An analysis is presented of the diversity and faunal turnover of Jurassic ammonites related to transgressive /regressive events. The data set contained 400 genera and 1548 species belonging to 67 ammonite zones covering the entire Jurassic System. These data were used in the construction of faunal turnover curves and ammonite diversities, that correlate with sea-level fluctuation curves. Twenty-four events of ammonite faunal turnover are analyzed throughout the Jurassic. The most important took place at the Sinemurian-Carixian boundary, latest Carixian-Middle Domerian, Domerian-Toarcian boundary, latest Middle Toarcian-Late Toarcian, Toarcian-Aalenian boundary, latest Aalenian-earliest Bajocian, latest Early Bajocian-earliest Late Bojocian, Early Bathonian-Middle Bathonian boundary, latest Middle Bathonian-earliest Late Bathonian, latest Bathonian-Early Callovian, earliest Early Oxfordian-Middle Oxfordian, earliest Late Oxfordian-latest Oxfordian, latest Early Kimmeridgian, Late Kimmeridgian, middle Early Tithonian and Early Tithonian-Late Tithonian boundary.

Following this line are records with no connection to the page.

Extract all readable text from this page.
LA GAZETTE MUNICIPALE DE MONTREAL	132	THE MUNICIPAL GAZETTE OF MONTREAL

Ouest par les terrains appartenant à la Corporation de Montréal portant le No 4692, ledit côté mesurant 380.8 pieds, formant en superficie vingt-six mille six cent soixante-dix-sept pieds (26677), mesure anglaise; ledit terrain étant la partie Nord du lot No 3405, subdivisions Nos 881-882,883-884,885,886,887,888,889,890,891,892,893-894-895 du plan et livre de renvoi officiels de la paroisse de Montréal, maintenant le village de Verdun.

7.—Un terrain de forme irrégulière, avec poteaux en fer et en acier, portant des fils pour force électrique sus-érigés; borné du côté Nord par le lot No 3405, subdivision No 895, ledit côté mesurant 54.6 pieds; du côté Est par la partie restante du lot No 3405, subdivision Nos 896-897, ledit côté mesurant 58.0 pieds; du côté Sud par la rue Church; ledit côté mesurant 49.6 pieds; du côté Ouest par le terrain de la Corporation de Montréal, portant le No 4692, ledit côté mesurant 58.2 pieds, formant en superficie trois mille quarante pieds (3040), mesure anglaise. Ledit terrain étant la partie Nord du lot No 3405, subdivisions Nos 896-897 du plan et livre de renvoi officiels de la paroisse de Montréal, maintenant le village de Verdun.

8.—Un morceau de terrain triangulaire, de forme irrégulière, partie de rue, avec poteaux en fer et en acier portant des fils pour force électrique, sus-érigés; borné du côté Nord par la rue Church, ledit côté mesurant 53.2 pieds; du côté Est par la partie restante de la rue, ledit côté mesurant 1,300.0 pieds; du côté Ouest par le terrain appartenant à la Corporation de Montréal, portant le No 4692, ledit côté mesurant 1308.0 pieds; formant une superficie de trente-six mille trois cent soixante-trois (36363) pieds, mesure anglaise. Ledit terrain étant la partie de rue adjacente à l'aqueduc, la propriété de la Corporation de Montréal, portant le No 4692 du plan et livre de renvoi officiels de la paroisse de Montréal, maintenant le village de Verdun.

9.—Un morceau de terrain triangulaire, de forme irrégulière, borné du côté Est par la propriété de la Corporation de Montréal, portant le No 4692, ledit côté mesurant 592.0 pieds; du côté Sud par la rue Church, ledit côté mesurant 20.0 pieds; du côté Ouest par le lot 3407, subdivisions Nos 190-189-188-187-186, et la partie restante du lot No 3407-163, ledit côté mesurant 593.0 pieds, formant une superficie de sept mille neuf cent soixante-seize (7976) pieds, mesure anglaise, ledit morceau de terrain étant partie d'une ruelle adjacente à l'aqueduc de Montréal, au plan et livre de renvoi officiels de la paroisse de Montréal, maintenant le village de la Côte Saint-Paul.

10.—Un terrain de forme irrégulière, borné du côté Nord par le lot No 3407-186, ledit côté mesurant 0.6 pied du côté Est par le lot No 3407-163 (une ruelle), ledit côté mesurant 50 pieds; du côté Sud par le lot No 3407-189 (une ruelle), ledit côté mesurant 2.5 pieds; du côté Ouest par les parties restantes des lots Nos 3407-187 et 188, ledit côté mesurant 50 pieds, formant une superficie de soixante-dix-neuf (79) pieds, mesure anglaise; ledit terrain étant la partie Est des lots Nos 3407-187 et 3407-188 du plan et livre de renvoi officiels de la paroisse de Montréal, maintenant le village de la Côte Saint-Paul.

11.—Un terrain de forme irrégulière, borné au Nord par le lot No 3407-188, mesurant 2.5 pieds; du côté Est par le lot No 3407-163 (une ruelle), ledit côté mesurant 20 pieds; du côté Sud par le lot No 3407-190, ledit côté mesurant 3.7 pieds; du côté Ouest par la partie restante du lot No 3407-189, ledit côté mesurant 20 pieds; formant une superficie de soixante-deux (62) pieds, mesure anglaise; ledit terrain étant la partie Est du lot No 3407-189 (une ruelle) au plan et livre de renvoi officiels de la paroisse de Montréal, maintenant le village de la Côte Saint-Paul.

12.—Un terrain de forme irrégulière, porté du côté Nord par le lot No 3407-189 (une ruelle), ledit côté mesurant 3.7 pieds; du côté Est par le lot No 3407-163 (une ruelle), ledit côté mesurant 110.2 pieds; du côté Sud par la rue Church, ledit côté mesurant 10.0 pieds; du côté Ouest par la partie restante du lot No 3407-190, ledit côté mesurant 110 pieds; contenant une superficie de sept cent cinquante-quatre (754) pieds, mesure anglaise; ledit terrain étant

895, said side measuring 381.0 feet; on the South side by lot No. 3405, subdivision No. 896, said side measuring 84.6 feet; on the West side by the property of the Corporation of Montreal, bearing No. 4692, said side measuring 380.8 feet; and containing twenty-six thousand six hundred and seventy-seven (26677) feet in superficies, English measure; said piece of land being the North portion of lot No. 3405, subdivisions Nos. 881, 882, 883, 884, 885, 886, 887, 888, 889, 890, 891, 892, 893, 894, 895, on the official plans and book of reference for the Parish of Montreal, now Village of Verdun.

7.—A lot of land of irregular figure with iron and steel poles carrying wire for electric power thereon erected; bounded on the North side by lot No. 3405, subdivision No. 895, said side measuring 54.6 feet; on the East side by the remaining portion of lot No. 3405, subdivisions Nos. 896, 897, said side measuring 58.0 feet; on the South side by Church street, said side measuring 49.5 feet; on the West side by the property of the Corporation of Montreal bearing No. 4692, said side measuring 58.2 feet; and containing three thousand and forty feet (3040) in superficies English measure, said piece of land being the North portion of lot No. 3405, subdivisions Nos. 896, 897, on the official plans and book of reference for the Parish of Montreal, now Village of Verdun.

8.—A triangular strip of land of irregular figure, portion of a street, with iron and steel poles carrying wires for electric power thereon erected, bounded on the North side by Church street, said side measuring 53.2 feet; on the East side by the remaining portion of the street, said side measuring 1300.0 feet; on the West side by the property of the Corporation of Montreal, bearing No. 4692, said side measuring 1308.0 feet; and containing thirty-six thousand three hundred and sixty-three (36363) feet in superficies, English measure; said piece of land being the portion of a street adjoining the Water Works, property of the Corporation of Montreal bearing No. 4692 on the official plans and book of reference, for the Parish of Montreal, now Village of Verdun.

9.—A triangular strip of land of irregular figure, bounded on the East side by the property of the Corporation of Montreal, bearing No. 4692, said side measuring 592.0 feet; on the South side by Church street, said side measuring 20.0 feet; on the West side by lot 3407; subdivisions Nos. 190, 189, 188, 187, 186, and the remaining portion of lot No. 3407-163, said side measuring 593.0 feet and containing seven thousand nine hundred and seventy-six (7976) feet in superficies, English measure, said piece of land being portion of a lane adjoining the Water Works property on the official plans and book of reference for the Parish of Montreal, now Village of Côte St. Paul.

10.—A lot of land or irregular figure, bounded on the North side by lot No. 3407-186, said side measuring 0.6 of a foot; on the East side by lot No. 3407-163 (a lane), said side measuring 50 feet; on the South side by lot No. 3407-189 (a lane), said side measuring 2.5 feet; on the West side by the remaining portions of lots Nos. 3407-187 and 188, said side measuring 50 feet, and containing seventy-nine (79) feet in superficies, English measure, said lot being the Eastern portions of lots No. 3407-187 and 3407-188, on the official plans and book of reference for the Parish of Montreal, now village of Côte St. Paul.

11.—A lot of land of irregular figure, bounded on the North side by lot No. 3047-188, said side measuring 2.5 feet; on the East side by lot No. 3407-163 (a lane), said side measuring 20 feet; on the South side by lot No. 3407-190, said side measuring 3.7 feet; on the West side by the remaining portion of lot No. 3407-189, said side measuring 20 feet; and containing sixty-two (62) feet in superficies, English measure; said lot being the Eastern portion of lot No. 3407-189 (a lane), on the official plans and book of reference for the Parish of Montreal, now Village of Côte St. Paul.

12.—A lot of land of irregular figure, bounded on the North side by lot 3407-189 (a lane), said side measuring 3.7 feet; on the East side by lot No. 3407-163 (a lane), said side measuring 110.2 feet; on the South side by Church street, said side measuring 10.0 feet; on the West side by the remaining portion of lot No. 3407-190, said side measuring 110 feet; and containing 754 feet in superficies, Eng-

More than 75 percent of these turnovers correlate with regressive-transgressive cycles in the Exxon, and /or Hallam's sea-level curves. Inmost cases the extinction events coincide with regressive intervals, whereas origination and radiation events are related to transgressive cycles. The turnovers frequently coincide with major or minor discontinuities in the Subbetic basin (Betic Cordillera).